Becoming a retired-greyhound owner has ruined me as a dog handicapper. Greyhound racing is actually a fascinating handicapping exercise, with a high premium on predicting how the race will unfold into the first turn, but I no longer ponder such things: I merely look for the black dogs who look like like Badger Pluto and the black-and-whites who look like Badger Popeye, throwing out all the reds and brindles. I know, it's pathetic. But in race 3 it worked: I made a $10 three-dog quinella box of the black and the two black-and-whites and they ran 1-2-3 around the track. I missed the $82 tri but the Q of Abe (Stritzal-Fast Pass) and Echelon (Crew Cut Casey-Gimena) came back a fat $17.20. Having won my first bet at Wonderland 31 years ago, I decided to win my last, and called it a night.

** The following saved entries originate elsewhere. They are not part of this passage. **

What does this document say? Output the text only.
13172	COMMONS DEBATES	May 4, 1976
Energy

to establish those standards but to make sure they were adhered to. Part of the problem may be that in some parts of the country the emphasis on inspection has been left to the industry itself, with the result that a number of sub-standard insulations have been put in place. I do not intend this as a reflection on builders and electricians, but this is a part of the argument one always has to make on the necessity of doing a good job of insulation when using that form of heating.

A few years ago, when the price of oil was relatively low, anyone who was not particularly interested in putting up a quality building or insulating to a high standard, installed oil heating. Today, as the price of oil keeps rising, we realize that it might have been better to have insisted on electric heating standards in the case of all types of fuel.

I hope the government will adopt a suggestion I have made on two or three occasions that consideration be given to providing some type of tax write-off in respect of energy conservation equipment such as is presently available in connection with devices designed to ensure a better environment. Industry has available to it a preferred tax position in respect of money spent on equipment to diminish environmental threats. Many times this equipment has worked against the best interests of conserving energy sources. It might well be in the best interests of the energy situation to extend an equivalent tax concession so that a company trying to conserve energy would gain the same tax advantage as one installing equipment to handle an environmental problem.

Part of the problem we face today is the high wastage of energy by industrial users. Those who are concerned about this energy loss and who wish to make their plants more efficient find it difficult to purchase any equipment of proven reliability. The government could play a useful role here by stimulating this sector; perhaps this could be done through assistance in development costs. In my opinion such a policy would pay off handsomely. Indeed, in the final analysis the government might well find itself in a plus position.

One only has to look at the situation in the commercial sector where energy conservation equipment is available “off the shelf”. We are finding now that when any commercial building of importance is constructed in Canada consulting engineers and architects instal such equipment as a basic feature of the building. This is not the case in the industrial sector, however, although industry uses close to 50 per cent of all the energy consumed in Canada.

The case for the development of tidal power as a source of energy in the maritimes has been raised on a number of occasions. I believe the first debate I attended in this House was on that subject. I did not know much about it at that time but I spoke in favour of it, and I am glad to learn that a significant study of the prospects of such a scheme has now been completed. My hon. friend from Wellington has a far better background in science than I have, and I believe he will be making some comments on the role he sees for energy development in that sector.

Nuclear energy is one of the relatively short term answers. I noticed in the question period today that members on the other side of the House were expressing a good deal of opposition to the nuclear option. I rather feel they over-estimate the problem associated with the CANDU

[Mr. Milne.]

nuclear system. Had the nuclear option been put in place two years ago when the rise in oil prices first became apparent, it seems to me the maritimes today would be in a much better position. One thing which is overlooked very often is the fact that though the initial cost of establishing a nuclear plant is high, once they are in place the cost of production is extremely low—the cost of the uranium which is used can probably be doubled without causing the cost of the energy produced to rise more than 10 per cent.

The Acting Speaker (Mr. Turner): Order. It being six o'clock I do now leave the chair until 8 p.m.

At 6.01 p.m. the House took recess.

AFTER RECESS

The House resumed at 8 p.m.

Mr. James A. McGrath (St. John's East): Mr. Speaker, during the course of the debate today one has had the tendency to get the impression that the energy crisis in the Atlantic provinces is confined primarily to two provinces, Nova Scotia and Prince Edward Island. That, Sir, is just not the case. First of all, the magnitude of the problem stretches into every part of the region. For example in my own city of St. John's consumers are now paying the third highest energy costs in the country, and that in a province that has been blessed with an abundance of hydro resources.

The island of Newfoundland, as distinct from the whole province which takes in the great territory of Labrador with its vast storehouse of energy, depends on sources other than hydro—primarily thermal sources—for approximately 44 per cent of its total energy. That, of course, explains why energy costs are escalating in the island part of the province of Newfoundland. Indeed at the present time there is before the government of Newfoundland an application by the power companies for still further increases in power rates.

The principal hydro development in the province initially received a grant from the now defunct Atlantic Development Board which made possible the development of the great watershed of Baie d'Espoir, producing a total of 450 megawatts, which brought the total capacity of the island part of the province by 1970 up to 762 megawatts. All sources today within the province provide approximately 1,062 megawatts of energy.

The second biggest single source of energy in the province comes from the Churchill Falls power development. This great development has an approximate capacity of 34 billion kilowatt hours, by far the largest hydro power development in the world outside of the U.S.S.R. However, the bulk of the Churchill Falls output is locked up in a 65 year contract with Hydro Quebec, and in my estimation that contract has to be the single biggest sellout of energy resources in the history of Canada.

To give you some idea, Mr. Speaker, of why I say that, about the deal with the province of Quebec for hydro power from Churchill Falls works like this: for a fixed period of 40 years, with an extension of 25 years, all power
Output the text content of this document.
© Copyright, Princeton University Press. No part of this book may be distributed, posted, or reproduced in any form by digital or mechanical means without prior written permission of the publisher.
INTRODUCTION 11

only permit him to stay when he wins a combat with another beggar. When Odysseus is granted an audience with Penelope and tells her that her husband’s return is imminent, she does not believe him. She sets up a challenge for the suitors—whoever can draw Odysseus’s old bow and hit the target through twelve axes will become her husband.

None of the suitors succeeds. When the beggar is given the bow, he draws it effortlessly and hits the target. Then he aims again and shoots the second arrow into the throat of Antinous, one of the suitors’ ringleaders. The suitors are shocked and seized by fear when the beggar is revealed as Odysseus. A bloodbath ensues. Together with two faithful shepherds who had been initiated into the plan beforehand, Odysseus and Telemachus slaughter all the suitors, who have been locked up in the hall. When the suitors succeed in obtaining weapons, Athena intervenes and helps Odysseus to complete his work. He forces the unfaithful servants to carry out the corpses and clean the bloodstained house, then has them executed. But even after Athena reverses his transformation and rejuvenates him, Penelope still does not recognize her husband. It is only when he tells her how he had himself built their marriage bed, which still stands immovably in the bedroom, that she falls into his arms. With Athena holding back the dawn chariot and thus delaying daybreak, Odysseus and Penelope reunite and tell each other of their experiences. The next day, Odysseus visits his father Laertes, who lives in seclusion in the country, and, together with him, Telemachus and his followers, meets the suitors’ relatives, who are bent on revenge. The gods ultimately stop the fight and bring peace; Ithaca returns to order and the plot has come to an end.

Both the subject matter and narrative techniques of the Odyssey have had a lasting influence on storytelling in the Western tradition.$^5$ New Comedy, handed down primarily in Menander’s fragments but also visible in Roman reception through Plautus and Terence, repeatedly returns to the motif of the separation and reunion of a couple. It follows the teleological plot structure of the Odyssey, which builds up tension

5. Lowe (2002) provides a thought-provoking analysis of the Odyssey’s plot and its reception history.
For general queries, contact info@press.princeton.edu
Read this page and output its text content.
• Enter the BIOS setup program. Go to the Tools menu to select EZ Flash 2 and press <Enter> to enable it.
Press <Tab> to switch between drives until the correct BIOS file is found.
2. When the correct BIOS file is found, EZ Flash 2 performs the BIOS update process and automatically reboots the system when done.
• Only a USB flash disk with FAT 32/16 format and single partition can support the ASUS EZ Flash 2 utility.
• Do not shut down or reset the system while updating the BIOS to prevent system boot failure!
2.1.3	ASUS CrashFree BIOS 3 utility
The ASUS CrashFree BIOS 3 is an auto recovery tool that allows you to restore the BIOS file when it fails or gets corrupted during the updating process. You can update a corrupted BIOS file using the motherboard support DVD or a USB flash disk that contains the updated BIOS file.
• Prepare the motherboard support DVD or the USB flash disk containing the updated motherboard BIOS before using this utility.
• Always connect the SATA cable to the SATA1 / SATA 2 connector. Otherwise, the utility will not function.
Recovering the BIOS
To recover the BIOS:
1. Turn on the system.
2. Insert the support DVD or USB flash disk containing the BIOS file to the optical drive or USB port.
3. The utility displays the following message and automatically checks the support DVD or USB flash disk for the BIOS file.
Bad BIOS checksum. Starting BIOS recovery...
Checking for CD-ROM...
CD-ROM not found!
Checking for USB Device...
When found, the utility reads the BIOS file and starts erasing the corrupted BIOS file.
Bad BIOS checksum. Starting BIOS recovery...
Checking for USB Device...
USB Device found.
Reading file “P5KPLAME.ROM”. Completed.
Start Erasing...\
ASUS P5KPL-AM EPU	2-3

--We have a policy at DRF of not printing "brag boxes," those squibs you sometimes see on the racing pages of daily newspapers that Clocker Joe or whoever makes their picks had six on top yesterday. But one of our own deserves one: Dave Litfin, who according to a scorecard kept by the very useful racing-links site equidaily.com, came out on top among the 26 public handicappers who made daily selections during the Saratoga meet. Litfin picked 109 winners from 345 races, three more than Tom Cunningham of the Albany Times-Union and 35 to 45 more than four employees of a downstate tabloid that captured four of the bottom five spots in the rankings.
What makes Litfin's achievement all the more impressive is that his picks were made and published a full day before anyone else's because DRF prints a day earlier than the other papers. That means that every other public handicappper has the benefit of Litfin's analysis, and not one of them could improve on his selections.
Before he gets a swelled head, I'll note that he went 1-for-10 Sunday at Belmont with his lone winner paying $2.30.
---Speaking of that $2.30 winner, it was Oprah Winney, tuning up for the BC F&M Sprint in the restricted Schenectady Handicap against four overmatched statebred rivals. NYRA permitted show betting and the bridgejumpers jumped in at $2.10, but some of them were probably looking for bridges after they apparently tried to do it again in the finale: Posted, with triple-digit Beyers in his last two starts, was 2-5 to win a statebred N2x but wilted from chasing Stonewood early and faded to fourth. The show prices in his absence, with the 2nd, 3rd and 4th choices running 1-2-3, were $9.60, $14.60 and $17.80.
We'll catch up together on the rest of the opening three days of Belmont Fall after I get back home, crunch the numbers, and watch the replays on something bigger than a breadbox.